打出的層層鐵花如瀑布泄在眾人腳下,引起熱浪般的叫好和歡呼,盪在他二人耳畔,化作口腔中傳來的粘膩水聲。
一吻結束,她呼吸急促。
邵梵與她額頭抵著額頭許久,平復熱亂的呼吸,兩人的身子都在歡呼聲中輕輕抖動。
在這世間,她何其渺小,又何其默然,以至於只能用自己的身體,與心智,去收容住獨屬於她自己的情愫。
她愛上一個不該愛的人。
便只能放在心中去留存。
趙令悅忽然控制不住眼中的酸疼,便掩飾性地抱住他的脖頸,不讓他看自己。
她的唇貼在他耳畔,看不見別的路人,只低低地念起,「邵梵,若有朝一日我肯承認我喜歡你,但是我又不能嫁你,那時,你就光明正大的來當我的情郎吧。」
說話間,一滴淚也緩緩滾下面頰,便更用力地去抱住他。
邵梵手裡的燈原本一直穩當,此時轉的比何時都快,成了一通走馬的亂影,他徑直扔了燈,用雙手將她抱在自己懷中。
「梵梵.....」
「你答應我。」
「我答應你。

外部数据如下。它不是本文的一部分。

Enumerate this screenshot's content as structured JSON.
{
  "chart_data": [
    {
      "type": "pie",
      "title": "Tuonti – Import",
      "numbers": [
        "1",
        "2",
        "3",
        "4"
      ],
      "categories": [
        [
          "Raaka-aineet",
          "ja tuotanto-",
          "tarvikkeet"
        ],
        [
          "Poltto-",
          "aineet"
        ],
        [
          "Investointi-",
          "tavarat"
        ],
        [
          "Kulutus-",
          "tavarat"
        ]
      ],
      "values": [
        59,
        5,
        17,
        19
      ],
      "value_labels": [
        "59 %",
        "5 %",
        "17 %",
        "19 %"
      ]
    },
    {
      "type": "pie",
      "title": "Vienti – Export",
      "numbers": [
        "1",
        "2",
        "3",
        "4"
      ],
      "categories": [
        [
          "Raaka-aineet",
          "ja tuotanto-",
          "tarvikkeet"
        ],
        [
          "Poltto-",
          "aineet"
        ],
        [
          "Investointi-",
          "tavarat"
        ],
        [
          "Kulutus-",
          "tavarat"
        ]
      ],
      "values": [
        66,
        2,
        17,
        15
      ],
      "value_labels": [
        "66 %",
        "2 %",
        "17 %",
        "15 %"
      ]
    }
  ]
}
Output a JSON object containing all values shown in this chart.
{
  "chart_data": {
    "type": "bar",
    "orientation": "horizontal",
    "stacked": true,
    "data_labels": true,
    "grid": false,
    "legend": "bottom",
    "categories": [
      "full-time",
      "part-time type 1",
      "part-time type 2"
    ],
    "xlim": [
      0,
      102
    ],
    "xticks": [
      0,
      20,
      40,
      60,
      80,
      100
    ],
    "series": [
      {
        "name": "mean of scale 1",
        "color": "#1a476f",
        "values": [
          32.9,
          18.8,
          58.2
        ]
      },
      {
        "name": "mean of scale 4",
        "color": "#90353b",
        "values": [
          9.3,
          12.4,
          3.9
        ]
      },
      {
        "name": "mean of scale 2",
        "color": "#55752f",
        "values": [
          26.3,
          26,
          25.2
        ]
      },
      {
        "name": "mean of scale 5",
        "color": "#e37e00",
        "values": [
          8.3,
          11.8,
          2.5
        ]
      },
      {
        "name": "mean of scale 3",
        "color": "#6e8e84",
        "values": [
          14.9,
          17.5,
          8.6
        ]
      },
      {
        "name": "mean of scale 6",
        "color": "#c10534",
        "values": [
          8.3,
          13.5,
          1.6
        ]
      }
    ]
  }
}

」
第61章 漁舟沐霞(五):曇花上元節的迷離與繾綣,猶如曇花,夜間一現。
取而代之的喜訊,便是第一批淨水灌溉出的早稻收割。
周匕因對鯨州的農業與地理也有些研究,請當地農民試驗稻油輪作,自去歲收割完一季水稻,又接著種植過一季油菜。
如今,整個鯨州的雲田,放眼望去金波泛濫,蝶停蜂采於花上,聞之醉鼻,香艷入瞳。
經略使的府衙甫一開門,邵梵他們都在書房裡頭議事。
聽得外頭嘈嘈切切的都是人聲,姚庭便叫兩個人出去看看。
那二議政的官員出了門片刻便回來,輕薄官袍下的腳步步步生風,臉上的表情眉飛色舞,進了門一拱手撮髯,低笑出聲,對他們擺手。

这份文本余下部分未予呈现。